The author has been described by News Ltd as an "iconoclast", "Svengali", a pollie's "economist muse", and "pungently accurate". Fairfax says he is a "Renaissance man" and "one of Australia’s most respected analysts." Stephen Koukoulas concludes that he is "85% right", and "would make a great Opposition leader." Terry McCrann claims the author thinks "‘nuance’ is a trendy village in the south of France", but can be "scintillating" when he thinks "clearly". The ACTU reckons he’s "an enigma wrapped in a Bloomberg terminal, wrapped in some apparently well-honed abs."

Monday, August 1, 2011

Will the RBA drop its inflation target? We find out this week...

Terry McCrann correctly calls it the RBA's, and Glenn Stevens', moment of truth. This is how ICAP's Adam Carr describes the situation:

"Two back-to-back increases in core inflation of 0.9 per cent would ordinarily lock in a rate hike this week (RBA decision, Tuesday 1430 AEST) – and if I thought that we lived in a sane world, that would be my call. But I don’t think we live in a sane world. We live in a world where some board members stubbornly refuse to acknowledge that inflation is on the march, despite very clear supporting evidence. We live in a world where, despite two of our largest retailers posting solid sales growth and record sales, people talk about the retailing recession. We are in a world where the earth is flat!

So my formal forecast for this week is: I have no idea. I’m in a position where I simply can’t call what the RBA will do. Will the US default? I doubt it. Will the board hold off because of it? Possibly. Add it to the retailing recession and Australian’s deflation problem. As I discussed last week though, it doesn’t really matter. There is no point in being a hero and punting on this meeting when the market is still pricing in a rate cut (10 per cent) by year-end. That has paid well so far, thankfully, and I’d keep on it. I would look to that and 2012, which has even higher probabilities of cuts priced in.

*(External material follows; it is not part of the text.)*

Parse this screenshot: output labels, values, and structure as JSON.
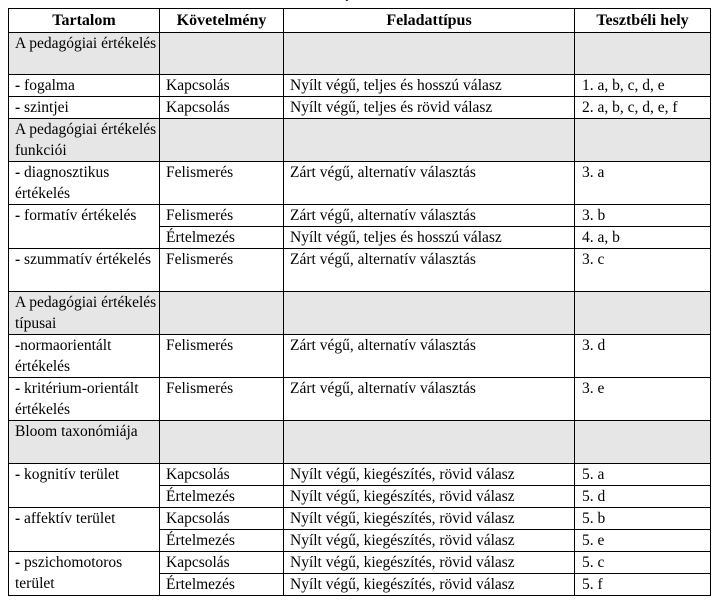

Now if this kind of lunacy is indeed the majority view on the board, then we won’t be getting a rate hike this week. The problem is that it’s impossible to know exactly how popular the retailing recession/no inflation view is. We know the RBA aren’t fans. But they appear to have been rolled by board members who seem to prefer the whispers of the club, the grapevine and anecdote, to hard analytics. So who knows what the view is? I mean in June, strong domestic demand, high inflation, a surge in upstream prices pressure, low unemployment and strong global growth wasn’t sufficient to see them hike. It could be that it’s not sufficient at this meeting either or any other meeting for that matter."